D’après les expériences internationales, deux méthodes sont généralement appliquées pour favoriser la représentativité des femmes dans les organes de gouvernance des entreprises.
D’une part, la méthode dite «douce» ou d’autorégulation (Allemagne, Royaume-Uni, États-Unis…) est soutenue par une politique volontariste des entreprises en matière d’intégration des femmes dans leur gouvernance et par une maturation progressive de l’environnement économique et sociétal.
D’autre part, la méthode basée sur les quotas de représentation des femmes dans les conseils d’administration (Norvège, France, Malaisie, Espagne, Belgique…) permet de forcer les mentalités et de marquer des évolutions rapides. Des mécanismes d’accompagnement et de formation à différents niveaux sont toutefois nécessaires pour soutenir le processus et impulser le changement.

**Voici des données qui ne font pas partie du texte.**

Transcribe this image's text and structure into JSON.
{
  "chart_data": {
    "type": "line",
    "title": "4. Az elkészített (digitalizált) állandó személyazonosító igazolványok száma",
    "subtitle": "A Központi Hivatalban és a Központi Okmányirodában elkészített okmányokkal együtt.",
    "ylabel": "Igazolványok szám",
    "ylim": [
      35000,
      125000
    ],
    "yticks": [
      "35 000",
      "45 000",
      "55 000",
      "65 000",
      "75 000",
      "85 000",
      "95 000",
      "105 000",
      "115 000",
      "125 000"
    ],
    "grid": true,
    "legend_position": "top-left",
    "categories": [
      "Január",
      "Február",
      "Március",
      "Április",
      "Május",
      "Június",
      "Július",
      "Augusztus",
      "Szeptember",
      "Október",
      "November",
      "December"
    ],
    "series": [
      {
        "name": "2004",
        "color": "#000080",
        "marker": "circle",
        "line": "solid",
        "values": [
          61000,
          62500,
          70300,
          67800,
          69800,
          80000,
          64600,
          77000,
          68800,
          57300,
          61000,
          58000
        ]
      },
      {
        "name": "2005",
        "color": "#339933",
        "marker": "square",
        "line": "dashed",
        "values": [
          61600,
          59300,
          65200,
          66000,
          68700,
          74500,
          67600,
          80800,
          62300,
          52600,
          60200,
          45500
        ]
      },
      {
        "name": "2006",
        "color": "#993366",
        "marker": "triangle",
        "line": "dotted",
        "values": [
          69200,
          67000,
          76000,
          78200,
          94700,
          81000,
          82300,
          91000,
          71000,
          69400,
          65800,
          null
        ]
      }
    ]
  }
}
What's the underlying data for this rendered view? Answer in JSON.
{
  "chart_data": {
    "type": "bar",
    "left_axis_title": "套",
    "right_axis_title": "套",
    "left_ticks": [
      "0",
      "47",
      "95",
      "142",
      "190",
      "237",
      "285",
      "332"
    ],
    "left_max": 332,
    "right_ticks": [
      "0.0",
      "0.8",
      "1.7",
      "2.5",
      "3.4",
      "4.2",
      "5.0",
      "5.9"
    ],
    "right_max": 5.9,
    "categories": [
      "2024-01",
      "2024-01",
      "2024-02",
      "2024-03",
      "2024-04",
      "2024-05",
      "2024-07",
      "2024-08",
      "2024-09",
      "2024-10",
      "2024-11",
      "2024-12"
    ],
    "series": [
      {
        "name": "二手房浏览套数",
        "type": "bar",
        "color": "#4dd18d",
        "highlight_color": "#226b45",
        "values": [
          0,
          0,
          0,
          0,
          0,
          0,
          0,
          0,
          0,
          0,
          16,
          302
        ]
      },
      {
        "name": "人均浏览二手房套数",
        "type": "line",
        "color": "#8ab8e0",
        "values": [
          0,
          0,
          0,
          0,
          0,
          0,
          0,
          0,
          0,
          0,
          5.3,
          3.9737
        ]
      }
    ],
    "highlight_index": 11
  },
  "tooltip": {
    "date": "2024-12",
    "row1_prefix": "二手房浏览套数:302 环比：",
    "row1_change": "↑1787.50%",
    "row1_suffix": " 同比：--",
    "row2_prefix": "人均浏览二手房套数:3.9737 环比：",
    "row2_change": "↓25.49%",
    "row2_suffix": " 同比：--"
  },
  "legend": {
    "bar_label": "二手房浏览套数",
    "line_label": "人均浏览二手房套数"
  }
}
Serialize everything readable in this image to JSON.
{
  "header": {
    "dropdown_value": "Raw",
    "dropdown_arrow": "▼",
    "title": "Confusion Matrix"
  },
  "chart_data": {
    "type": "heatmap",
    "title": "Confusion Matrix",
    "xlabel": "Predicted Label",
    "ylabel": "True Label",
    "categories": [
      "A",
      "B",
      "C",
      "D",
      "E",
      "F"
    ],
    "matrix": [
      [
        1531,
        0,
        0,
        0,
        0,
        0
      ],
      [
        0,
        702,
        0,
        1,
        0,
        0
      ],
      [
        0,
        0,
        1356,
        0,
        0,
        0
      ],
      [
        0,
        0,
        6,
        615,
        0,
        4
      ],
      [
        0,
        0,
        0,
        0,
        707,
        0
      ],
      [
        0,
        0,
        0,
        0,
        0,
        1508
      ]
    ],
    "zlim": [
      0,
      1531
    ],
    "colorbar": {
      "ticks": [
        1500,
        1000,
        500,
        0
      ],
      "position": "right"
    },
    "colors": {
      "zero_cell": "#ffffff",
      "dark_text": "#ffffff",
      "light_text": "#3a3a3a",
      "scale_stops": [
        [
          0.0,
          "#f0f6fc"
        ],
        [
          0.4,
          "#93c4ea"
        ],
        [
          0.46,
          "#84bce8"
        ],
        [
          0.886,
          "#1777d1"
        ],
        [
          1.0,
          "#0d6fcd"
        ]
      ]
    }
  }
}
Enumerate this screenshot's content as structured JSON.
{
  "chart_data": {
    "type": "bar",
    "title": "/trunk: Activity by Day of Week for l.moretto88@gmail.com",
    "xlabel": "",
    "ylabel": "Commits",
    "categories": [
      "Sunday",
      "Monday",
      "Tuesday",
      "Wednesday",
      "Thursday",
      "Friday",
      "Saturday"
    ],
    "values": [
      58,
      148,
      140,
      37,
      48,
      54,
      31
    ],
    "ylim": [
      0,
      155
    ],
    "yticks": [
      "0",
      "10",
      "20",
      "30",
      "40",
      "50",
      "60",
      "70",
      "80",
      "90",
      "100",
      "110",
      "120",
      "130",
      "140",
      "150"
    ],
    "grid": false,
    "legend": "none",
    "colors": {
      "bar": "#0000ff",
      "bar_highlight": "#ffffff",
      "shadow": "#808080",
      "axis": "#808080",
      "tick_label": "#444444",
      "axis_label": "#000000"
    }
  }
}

Quelle est la démarche qui sera retenue pour implémenter les recommandations de l’étude et assurer son suivi ?
La démarche du groupe de travail «Gouvernance au féminin» est globale, intégrée et surtout participative.
Elle privilégie une approche de concertation et de consultation auprès de l’ensemble des parties prenantes concernées qui seront appelées à s’impliquer pleinement dans l’exécution des actions qui seront retenues. Sur la base des recommandations et des idées nouvelles qui ont émergé des travaux de la conférence du 9 avril, le groupe de travail établira un plan d’action doté de mesures concrètes et définissant les responsabilités des différentes parties concernées dans l’objectif d’assurer une participation efficace des femmes dans les organes de gouvernance des entreprises. Des mécanismes de suivi et d’évaluation seront mis en place afin de suivre de manière périodique les évolutions enregistrées.

Verbatim

Najib Boulif, ministre des Affaires générales et de la gouvernance

«La bonne gouvernance est un mécanisme essentiel pour conforter le processus démocratique national. Les liens étroits entre bonne gouvernance et développement ne sont plus à démontrer, notamment en termes d’impacts positifs sur le fonctionnement des secteurs économiques et sociaux et des institutions gouvernementales. La nouvelle Constitution du Royaume a érigé la bonne gouvernance en tant que condition essentielle à la réalisation d’un développement durable et équilibré et levier principal de l’édification d’un État de droit. Aussi, le gouvernement a-t-il placé la question de la bonne gouvernance en tête de ses préoccupations, fondée sur l’action intégrée, l’approche participative et la corrélation entre la responsabilité et la reddition des comptes. Les premières Assises nationales de la gouvernance, organisées par le MAGG les 12 et 13 février 2013, à Rabat, ont permis de jeter les bases de la définition d’une stratégie nationale de la gouvernance au Maroc.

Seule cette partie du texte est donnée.